Bread aims to get consumers to ditch their credit cards for a loan that has a lower interest rate and more predictable monthly payments. Bread raised it´s capital after a series B funding round. The boost in capital will help Bread get more online retailers on board with their funding plan.

The company was founded in 2014 in New York with the aim of providing funding solutions for companies who wish to supply more financing options to it´s customers. The reason why people would want to invest in this technology is simple: if people can pay for things over time, they are more likely to buy more things and at a higher price.

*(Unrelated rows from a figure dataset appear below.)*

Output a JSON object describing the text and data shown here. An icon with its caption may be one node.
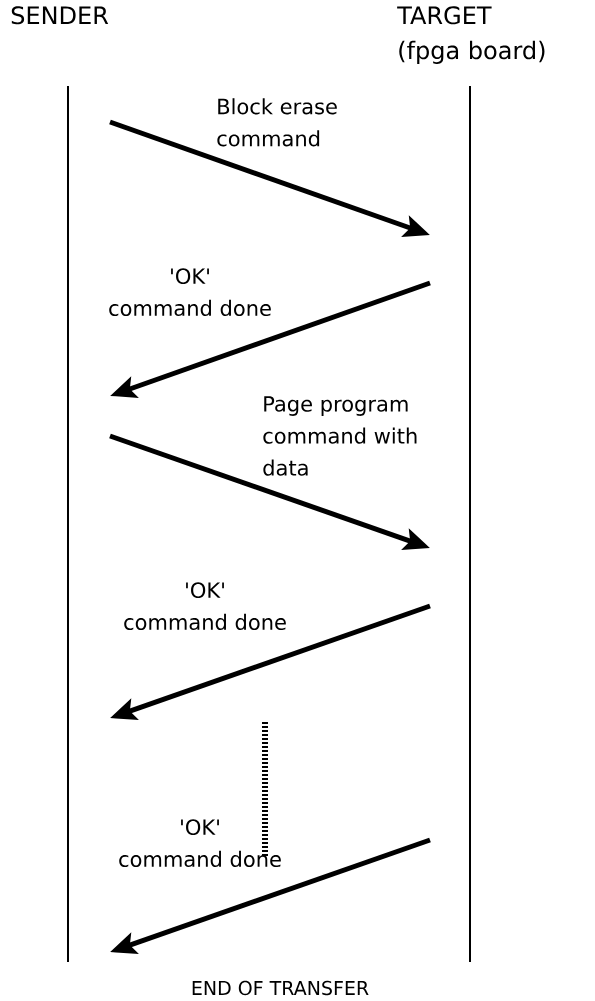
{
  "diagram": {
    "nodes": [
      {
        "text": [
          "SENDER"
        ]
      },
      {
        "text": [
          "TARGET (fpga board)"
        ]
      }
    ],
    "edges": [
      {
        "from": 0,
        "to": 1,
        "arrow": "to",
        "label": "Block erase command"
      },
      {
        "from": 1,
        "to": 0,
        "arrow": "to",
        "label": "'OK' command done"
      },
      {
        "from": 0,
        "to": 1,
        "arrow": "to",
        "label": "Page program command with data"
      },
      {
        "from": 1,
        "to": 0,
        "arrow": "to",
        "label": "'OK' command done"
      },
      {
        "from": 1,
        "to": 0,
        "arrow": "to",
        "label": "'OK' command done"
      }
    ],
    "labels": [
      "END OF TRANSFER"
    ]
  }
}
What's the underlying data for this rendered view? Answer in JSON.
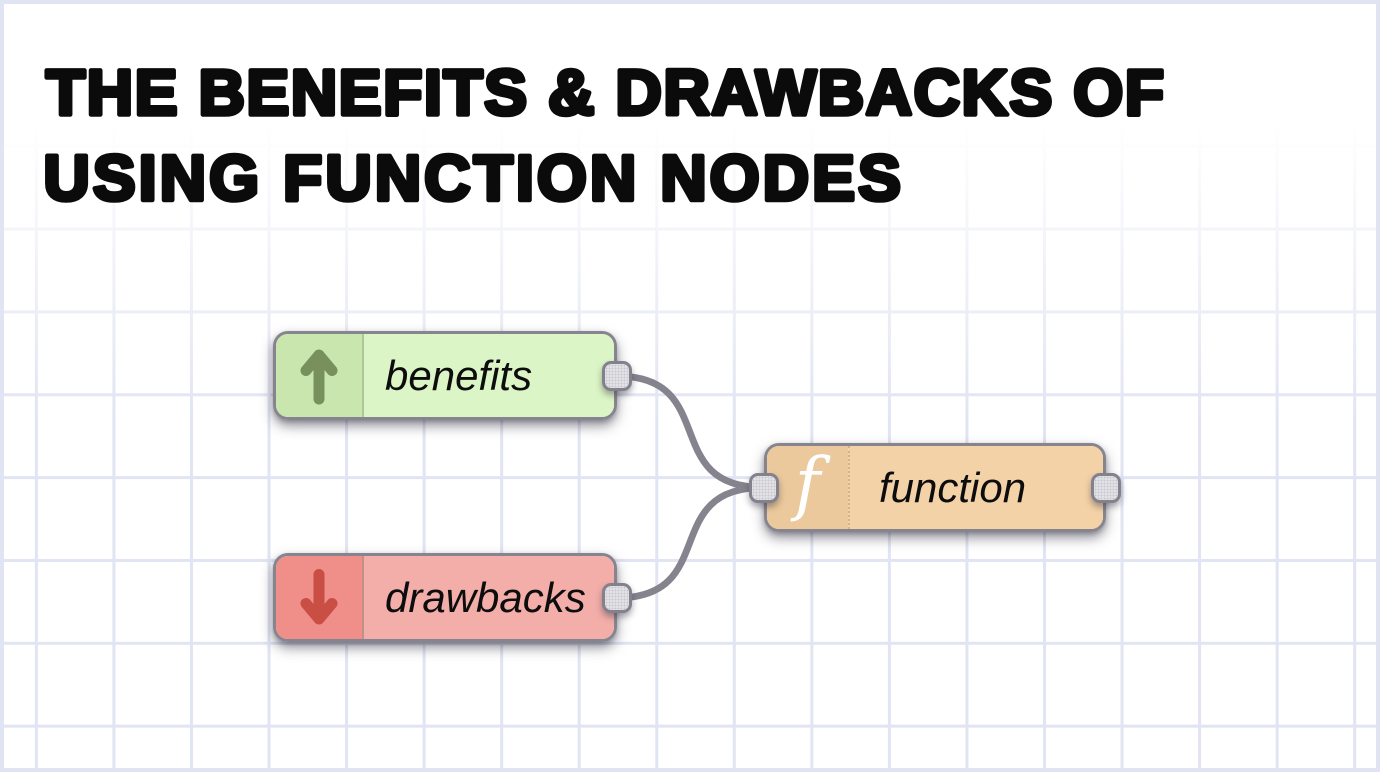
{
  "title": {
    "line1": "THE BENEFITS & DRAWBACKS OF",
    "line2": "USING FUNCTION NODES"
  },
  "nodes": [
    {
      "id": "benefits",
      "label": "benefits",
      "icon": "arrow-up-icon",
      "body_color": "#dcf5c6",
      "icon_bg_color": "#c9e6ae",
      "icon_color": "#78905c",
      "ports": [
        "output"
      ]
    },
    {
      "id": "drawbacks",
      "label": "drawbacks",
      "icon": "arrow-down-icon",
      "body_color": "#f3aeaa",
      "icon_bg_color": "#f08e8a",
      "icon_color": "#c94e44",
      "ports": [
        "output"
      ]
    },
    {
      "id": "function",
      "label": "function",
      "icon": "function-f-icon",
      "body_color": "#f4d2a8",
      "icon_bg_color": "#ebc99c",
      "icon_color": "#ffffff",
      "ports": [
        "input",
        "output"
      ],
      "icon_glyph": "f"
    }
  ],
  "wires": [
    {
      "from": "benefits.output",
      "to": "function.input"
    },
    {
      "from": "drawbacks.output",
      "to": "function.input"
    }
  ],
  "colors": {
    "background": "#ffffff",
    "grid": "#e1e4f2",
    "node_border": "#86858f",
    "port_fill": "#e4e4e7",
    "port_border": "#83828c",
    "wire": "#85848e",
    "title_text": "#0b0b0c",
    "benefits_body": "#dcf5c6",
    "benefits_icon_bg": "#c9e6ae",
    "benefits_arrow": "#78905c",
    "drawbacks_body": "#f3aeaa",
    "drawbacks_icon_bg": "#f08e8a",
    "drawbacks_arrow": "#c94e44",
    "function_body": "#f4d2a8",
    "function_icon_bg": "#ebc99c"
  }
}
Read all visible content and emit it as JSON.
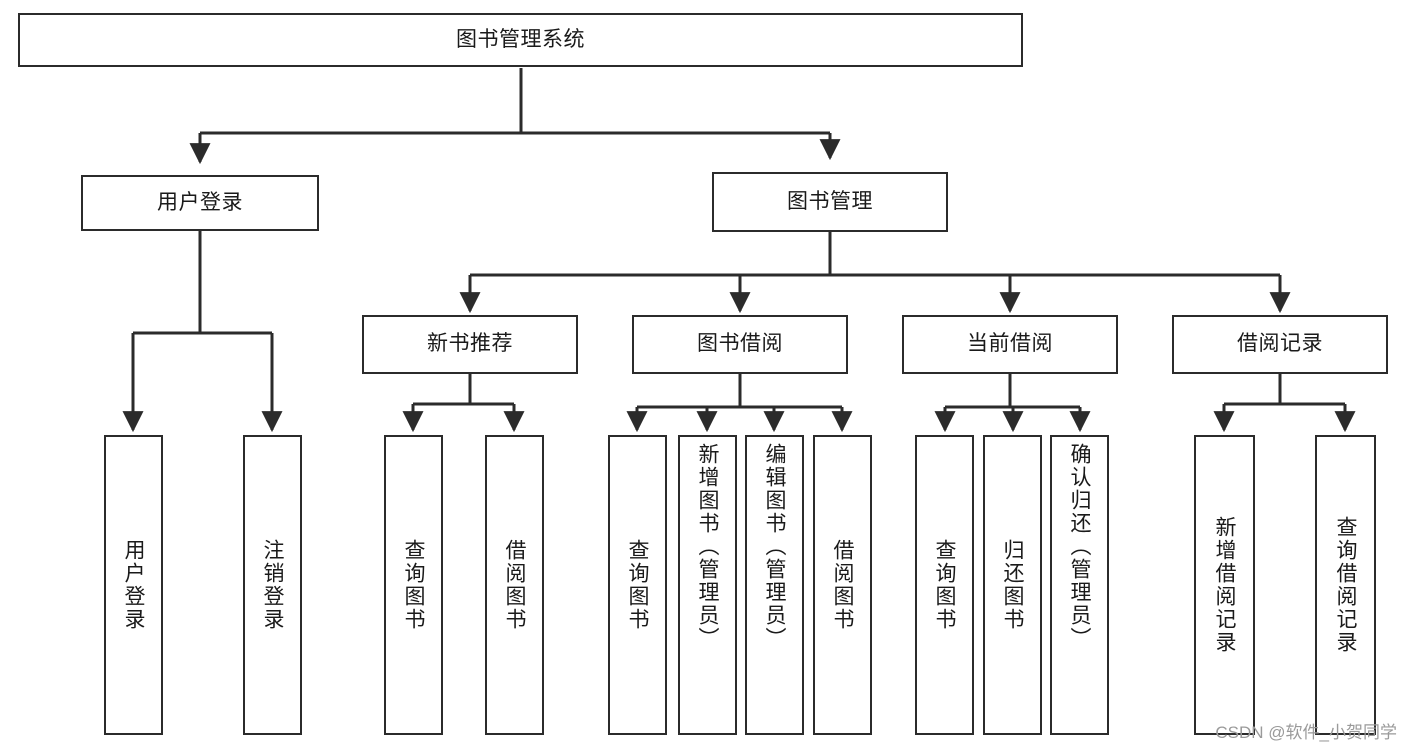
{
  "diagram": {
    "title": "图书管理系统",
    "type": "tree-hierarchy-diagram",
    "colors": {
      "box_border": "#2b2b2b",
      "box_fill": "#ffffff",
      "edge": "#2b2b2b",
      "text": "#1a1a1a",
      "watermark": "#9a9a9a"
    },
    "root": {
      "label": "图书管理系统"
    },
    "level2": [
      {
        "label": "用户登录"
      },
      {
        "label": "图书管理"
      }
    ],
    "level3": [
      {
        "label": "新书推荐"
      },
      {
        "label": "图书借阅"
      },
      {
        "label": "当前借阅"
      },
      {
        "label": "借阅记录"
      }
    ],
    "leaves": {
      "user_login": [
        {
          "label": "用户登录"
        },
        {
          "label": "注销登录"
        }
      ],
      "new_book_recommend": [
        {
          "label": "查询图书"
        },
        {
          "label": "借阅图书"
        }
      ],
      "book_borrow": [
        {
          "label": "查询图书"
        },
        {
          "label": "新增图书（管理员）"
        },
        {
          "label": "编辑图书（管理员）"
        },
        {
          "label": "借阅图书"
        }
      ],
      "current_borrow": [
        {
          "label": "查询图书"
        },
        {
          "label": "归还图书"
        },
        {
          "label": "确认归还（管理员）"
        }
      ],
      "borrow_record": [
        {
          "label": "新增借阅记录"
        },
        {
          "label": "查询借阅记录"
        }
      ]
    }
  },
  "watermark": {
    "text": "CSDN @软件_小贺同学"
  }
}
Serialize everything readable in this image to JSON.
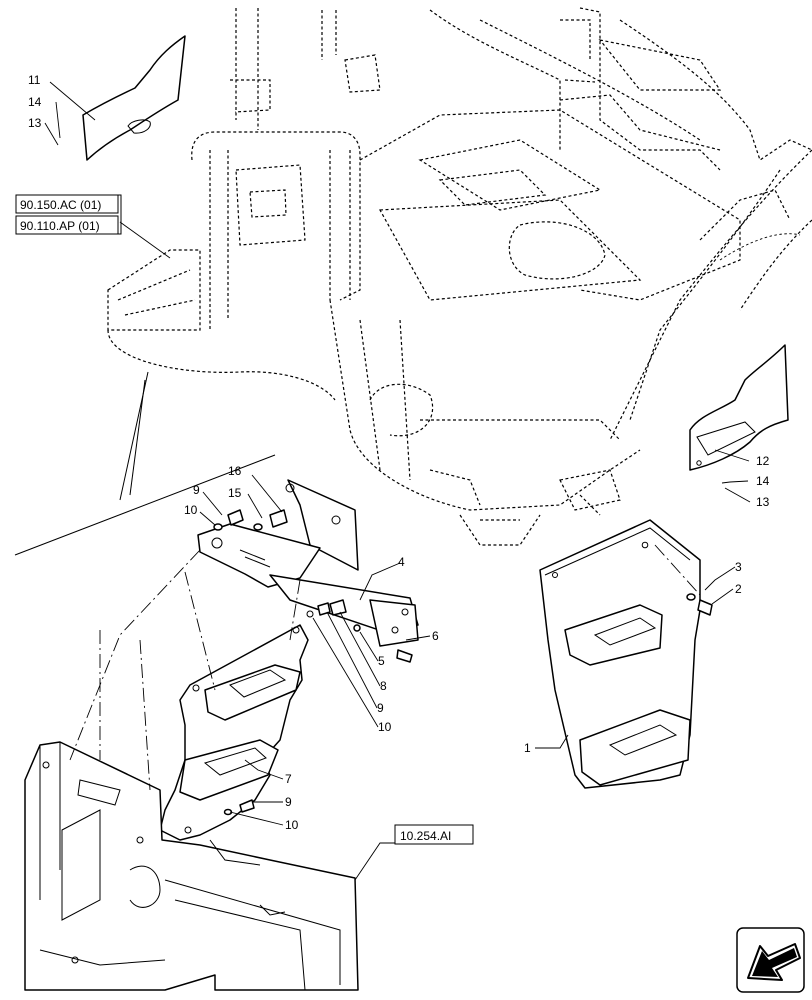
{
  "callouts": {
    "c1": "1",
    "c2": "2",
    "c3": "3",
    "c4": "4",
    "c5": "5",
    "c6": "6",
    "c7": "7",
    "c8": "8",
    "c9a": "9",
    "c9b": "9",
    "c9c": "9",
    "c10a": "10",
    "c10b": "10",
    "c10c": "10",
    "c11": "11",
    "c12": "12",
    "c13a": "13",
    "c13b": "13",
    "c14a": "14",
    "c14b": "14",
    "c15": "15",
    "c16": "16"
  },
  "references": {
    "ref1": "90.150.AC (01)",
    "ref2": "90.110.AP (01)",
    "ref3": "10.254.AI"
  },
  "icons": {
    "corner": "navigation-arrow-icon"
  }
}
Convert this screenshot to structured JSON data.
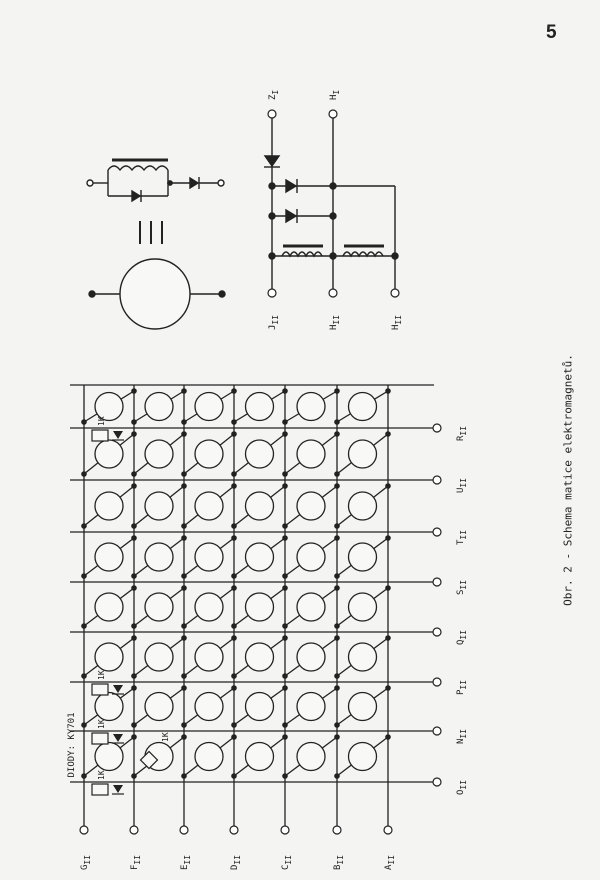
{
  "page_number": "5",
  "caption": "Obr. 2 - Schema matice elektromagnetů.",
  "diode_note": "DIODY: KY701",
  "resistor_label": "1K",
  "row_terminals": [
    {
      "letter": "G",
      "sub": "II"
    },
    {
      "letter": "F",
      "sub": "II"
    },
    {
      "letter": "E",
      "sub": "II"
    },
    {
      "letter": "D",
      "sub": "II"
    },
    {
      "letter": "C",
      "sub": "II"
    },
    {
      "letter": "B",
      "sub": "II"
    },
    {
      "letter": "A",
      "sub": "II"
    }
  ],
  "column_terminals": [
    {
      "letter": "O",
      "sub": "II"
    },
    {
      "letter": "N",
      "sub": "II"
    },
    {
      "letter": "P",
      "sub": "II"
    },
    {
      "letter": "Q",
      "sub": "II"
    },
    {
      "letter": "S",
      "sub": "II"
    },
    {
      "letter": "T",
      "sub": "II"
    },
    {
      "letter": "U",
      "sub": "II"
    },
    {
      "letter": "R",
      "sub": "II"
    }
  ],
  "right_circuit_terminals": {
    "top": [
      {
        "letter": "Z",
        "sub": "I"
      },
      {
        "letter": "H",
        "sub": "I"
      }
    ],
    "bottom": [
      {
        "letter": "J",
        "sub": "II"
      },
      {
        "letter": "H",
        "sub": "II"
      },
      {
        "letter": "H",
        "sub": "II"
      }
    ]
  }
}
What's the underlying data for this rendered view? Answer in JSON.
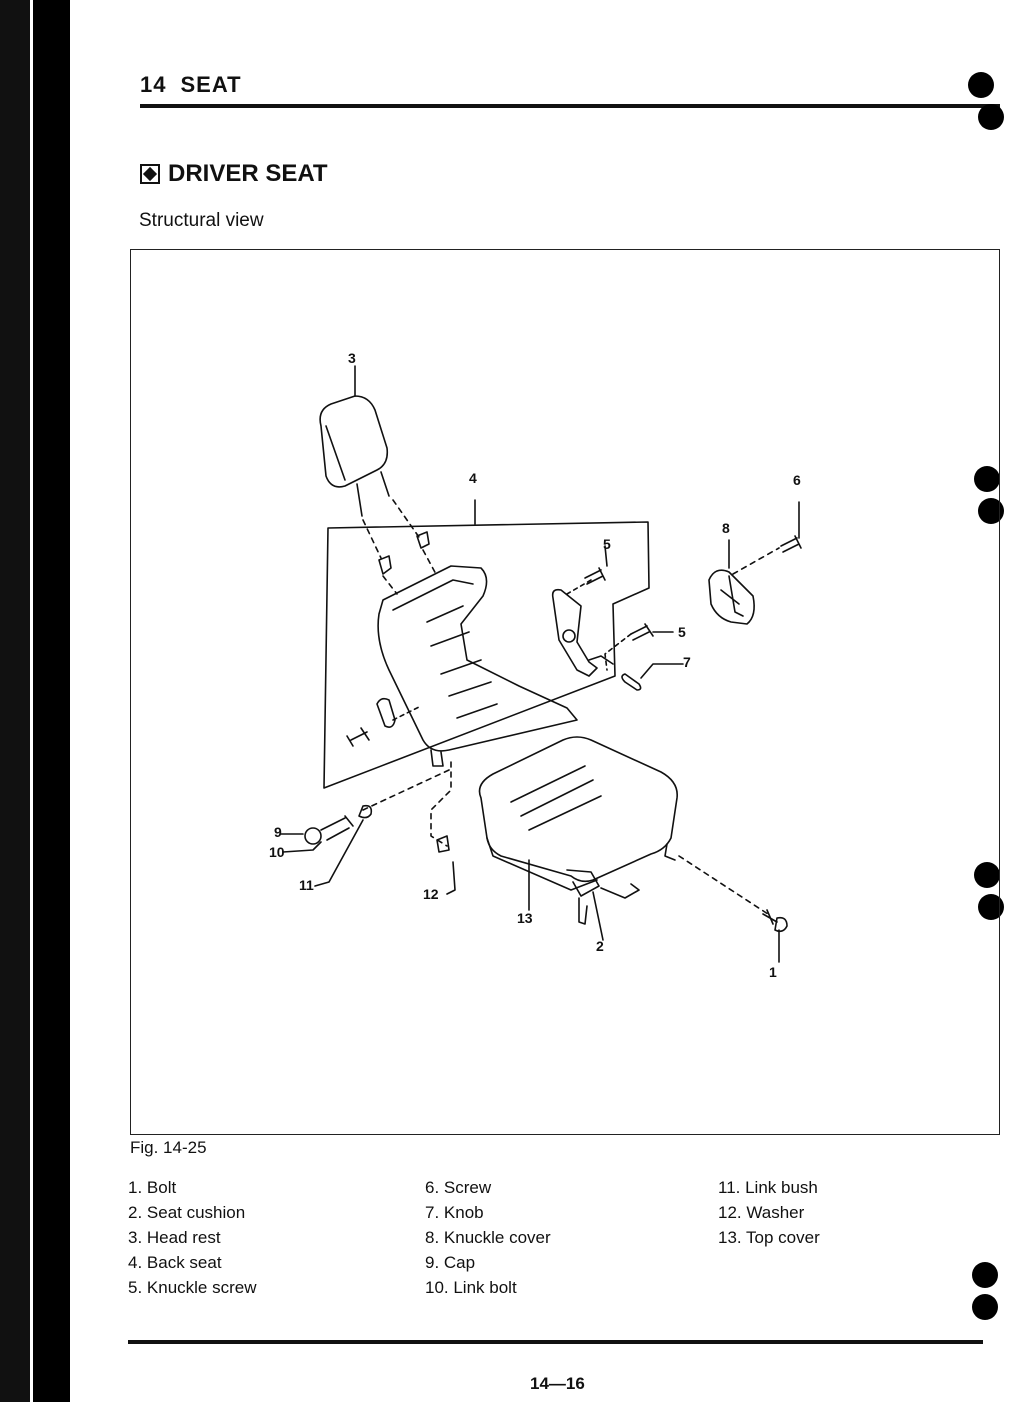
{
  "header": {
    "section_number": "14",
    "section_title": "SEAT"
  },
  "heading": "DRIVER SEAT",
  "subheading": "Structural view",
  "figure": {
    "callouts": [
      "3",
      "4",
      "6",
      "8",
      "5",
      "5",
      "7",
      "9",
      "10",
      "11",
      "12",
      "13",
      "2",
      "1"
    ]
  },
  "fig_caption": "Fig. 14-25",
  "parts_list": {
    "col1": [
      "1. Bolt",
      "2. Seat cushion",
      "3. Head rest",
      "4. Back seat",
      "5. Knuckle screw"
    ],
    "col2": [
      "6. Screw",
      "7. Knob",
      "8. Knuckle cover",
      "9. Cap",
      "10. Link bolt"
    ],
    "col3": [
      "11. Link bush",
      "12. Washer",
      "13. Top cover"
    ]
  },
  "page_number": "14—16"
}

Healthy competition in the marketplace has seen that other companies are racing to provide similar services. Affirm, PayPal Credit, and Klarna are trying to offer finance on big-ticket items online. The difference with Bread is that they are trying to provide a more customisable finance option, dealing more directly with the brands, allowing them to use their own branding, rather than a third party. This is an effort to replace private-label credit cards that aim to build loyalty, such as Macy´s or Tiffany´s.

Bread co-founder and CEO Josh Abramowitz says “Private-label solutions were built for an earlier era. It’s quite striking that 20 years into the internet revolution so much of the core of banking has not yet changed.”

How it will work for retailers

The main aim with this technology is to give people a chance to make purchases and not have to deal with often expensive credit card rates. Retailers can choose their repayment parameters. They can set their interest rate from 0% to 29.99% and repayment times from 3 months to 48 months.